The four artists in Barely Legal can hold their own individually, but their talent comes to fruition when they combine forces on songs. They feed off of each other’s energy, motivating themselves to give it their all.

“There are times I came in the studio completely angry and sad, times where I didn’t even wanna be there, but I see Miguel in his zone and it puts me in my zone. There is always someone to pick up where you slack even though there is no slacking allowed,” said JØ.

The third track of the project, “Sugar Rush,” started to catch fire, with a TikTok video promoting the song surging past 100,000 likes, and with 128,000 listens on Spotify. The song is a high energy banger featuring Kid Dre and Chowder Band$, that sees both of them go completely ballistic.
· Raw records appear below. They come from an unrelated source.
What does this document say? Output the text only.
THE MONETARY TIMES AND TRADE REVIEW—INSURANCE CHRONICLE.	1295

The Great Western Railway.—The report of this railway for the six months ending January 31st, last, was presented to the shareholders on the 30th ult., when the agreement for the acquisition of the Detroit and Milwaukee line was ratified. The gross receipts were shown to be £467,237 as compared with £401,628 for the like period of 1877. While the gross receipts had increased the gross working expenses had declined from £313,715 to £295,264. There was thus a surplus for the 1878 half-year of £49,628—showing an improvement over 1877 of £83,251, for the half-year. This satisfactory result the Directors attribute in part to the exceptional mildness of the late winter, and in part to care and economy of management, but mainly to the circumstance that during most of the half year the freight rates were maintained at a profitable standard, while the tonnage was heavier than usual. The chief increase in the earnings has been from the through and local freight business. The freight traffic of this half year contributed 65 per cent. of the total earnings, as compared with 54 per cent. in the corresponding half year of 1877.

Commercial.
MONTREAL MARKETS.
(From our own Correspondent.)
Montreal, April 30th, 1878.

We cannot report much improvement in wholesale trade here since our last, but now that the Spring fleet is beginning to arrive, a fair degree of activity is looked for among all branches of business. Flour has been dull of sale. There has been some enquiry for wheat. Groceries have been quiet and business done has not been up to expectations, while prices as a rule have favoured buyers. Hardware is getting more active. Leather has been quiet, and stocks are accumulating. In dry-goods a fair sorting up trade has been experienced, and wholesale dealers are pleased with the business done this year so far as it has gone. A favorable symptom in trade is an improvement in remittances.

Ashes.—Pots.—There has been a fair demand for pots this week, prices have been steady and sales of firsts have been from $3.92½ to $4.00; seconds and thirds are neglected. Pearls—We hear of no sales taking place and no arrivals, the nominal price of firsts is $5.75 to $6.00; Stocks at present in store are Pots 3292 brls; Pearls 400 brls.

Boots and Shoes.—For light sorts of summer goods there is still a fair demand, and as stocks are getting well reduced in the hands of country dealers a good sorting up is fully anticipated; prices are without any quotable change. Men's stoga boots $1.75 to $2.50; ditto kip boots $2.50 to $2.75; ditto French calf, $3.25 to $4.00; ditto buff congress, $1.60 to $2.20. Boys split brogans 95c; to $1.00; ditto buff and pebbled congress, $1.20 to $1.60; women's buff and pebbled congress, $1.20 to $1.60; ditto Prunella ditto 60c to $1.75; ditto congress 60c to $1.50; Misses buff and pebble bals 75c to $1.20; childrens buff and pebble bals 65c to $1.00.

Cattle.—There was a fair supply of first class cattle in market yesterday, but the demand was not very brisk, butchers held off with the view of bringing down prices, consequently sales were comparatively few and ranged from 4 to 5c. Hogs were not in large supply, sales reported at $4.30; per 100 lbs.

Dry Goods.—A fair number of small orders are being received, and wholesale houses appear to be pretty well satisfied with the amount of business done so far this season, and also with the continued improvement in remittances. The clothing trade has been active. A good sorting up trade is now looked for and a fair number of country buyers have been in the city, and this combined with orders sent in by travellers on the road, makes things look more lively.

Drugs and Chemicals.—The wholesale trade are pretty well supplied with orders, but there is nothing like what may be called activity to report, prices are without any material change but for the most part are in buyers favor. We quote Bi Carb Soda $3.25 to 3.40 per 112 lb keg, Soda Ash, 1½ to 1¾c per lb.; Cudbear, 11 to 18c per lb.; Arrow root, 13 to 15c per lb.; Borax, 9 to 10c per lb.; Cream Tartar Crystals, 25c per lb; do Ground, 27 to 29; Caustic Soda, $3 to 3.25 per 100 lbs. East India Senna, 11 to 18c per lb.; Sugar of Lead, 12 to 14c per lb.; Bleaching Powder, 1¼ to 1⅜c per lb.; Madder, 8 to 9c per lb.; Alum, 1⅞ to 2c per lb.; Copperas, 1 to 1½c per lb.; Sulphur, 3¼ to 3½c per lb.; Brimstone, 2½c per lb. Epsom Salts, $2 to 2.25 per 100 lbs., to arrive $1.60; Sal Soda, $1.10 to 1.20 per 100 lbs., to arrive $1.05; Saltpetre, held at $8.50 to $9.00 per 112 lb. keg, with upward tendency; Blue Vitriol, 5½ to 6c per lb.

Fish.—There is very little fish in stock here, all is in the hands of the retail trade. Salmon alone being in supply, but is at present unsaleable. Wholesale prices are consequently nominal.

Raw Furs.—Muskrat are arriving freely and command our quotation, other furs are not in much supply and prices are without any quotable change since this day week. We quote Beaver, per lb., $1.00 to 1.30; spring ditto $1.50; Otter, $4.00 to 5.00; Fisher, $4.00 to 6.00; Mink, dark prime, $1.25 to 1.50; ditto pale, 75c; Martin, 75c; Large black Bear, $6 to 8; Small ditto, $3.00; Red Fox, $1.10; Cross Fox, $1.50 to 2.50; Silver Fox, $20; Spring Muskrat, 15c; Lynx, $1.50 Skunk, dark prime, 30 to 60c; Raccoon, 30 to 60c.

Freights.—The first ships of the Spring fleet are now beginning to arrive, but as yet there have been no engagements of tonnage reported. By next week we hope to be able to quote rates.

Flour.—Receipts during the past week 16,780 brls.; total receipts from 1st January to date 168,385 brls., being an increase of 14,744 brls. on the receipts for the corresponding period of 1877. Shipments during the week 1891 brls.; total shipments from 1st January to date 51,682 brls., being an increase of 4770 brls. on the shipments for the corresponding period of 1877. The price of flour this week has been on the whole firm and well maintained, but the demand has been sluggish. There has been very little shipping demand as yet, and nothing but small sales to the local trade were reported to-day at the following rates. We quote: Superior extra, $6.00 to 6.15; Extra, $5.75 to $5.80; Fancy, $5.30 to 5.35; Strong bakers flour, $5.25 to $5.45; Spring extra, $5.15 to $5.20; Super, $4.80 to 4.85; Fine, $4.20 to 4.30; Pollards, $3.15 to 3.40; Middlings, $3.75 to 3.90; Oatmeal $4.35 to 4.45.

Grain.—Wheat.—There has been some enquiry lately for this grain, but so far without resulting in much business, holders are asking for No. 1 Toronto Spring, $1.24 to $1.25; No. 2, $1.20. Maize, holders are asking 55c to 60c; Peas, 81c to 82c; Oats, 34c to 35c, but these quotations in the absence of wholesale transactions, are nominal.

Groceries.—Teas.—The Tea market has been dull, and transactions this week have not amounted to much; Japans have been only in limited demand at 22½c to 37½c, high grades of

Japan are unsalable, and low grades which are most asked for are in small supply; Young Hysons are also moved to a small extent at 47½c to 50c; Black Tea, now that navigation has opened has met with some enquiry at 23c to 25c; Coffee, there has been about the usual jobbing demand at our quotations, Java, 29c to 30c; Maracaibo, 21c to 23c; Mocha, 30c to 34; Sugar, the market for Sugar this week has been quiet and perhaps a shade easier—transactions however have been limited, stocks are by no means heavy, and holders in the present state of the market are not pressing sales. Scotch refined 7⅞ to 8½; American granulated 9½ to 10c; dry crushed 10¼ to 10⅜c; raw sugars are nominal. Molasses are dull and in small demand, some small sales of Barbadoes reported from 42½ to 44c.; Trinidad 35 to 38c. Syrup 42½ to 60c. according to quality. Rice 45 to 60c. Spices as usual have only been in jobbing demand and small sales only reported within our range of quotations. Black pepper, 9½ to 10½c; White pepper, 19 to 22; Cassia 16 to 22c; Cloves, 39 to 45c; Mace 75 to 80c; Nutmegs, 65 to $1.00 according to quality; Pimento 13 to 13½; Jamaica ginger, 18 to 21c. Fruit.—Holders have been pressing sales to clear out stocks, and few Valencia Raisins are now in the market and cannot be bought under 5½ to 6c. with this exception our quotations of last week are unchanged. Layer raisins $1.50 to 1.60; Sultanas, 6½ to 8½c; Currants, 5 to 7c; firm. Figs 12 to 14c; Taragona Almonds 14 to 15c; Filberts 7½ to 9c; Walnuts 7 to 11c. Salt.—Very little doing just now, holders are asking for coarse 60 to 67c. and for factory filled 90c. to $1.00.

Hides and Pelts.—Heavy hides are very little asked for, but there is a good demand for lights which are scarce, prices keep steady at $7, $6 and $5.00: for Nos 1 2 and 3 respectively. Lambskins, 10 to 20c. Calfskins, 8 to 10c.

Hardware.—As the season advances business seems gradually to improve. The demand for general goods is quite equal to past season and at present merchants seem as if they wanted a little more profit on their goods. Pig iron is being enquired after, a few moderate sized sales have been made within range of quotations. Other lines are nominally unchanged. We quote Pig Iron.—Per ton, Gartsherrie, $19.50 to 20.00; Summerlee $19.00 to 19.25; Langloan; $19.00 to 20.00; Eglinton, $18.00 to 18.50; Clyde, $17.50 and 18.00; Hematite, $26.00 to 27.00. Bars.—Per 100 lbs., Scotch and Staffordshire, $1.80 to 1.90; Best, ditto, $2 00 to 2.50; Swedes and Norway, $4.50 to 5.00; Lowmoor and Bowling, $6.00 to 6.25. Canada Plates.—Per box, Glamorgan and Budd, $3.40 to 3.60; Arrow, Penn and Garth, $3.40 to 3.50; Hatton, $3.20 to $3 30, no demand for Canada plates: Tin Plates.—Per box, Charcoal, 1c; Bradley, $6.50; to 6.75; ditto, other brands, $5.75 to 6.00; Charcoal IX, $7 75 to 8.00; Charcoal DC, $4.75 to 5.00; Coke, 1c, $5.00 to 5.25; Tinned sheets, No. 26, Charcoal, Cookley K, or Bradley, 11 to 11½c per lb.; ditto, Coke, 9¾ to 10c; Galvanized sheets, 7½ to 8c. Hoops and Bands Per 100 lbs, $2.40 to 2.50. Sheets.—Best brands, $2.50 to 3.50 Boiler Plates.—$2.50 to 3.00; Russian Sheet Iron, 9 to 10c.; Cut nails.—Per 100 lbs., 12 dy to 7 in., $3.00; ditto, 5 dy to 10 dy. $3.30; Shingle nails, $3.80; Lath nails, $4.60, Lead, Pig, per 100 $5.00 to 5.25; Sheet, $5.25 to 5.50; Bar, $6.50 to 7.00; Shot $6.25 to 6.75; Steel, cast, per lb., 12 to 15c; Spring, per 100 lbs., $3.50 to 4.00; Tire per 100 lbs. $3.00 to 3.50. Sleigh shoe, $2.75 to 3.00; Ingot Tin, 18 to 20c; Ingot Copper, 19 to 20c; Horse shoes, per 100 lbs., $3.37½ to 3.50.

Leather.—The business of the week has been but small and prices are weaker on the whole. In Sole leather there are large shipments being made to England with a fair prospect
Despite having a small initial buzz surrounding their name with “Sugar Rush,” in their heads, they aren’t remotely close to where they see themselves in the future.

“We want to make music to inspire the youth and to go to work, quit their jobs and start grinding,” said Kid Dre.

In a closing thought, JØ pondered the group’s future: “We are working on a lot and we are not gonna stop working on it, and once we finish what we are working on, we are gonna go from there, and start working on a lot more.”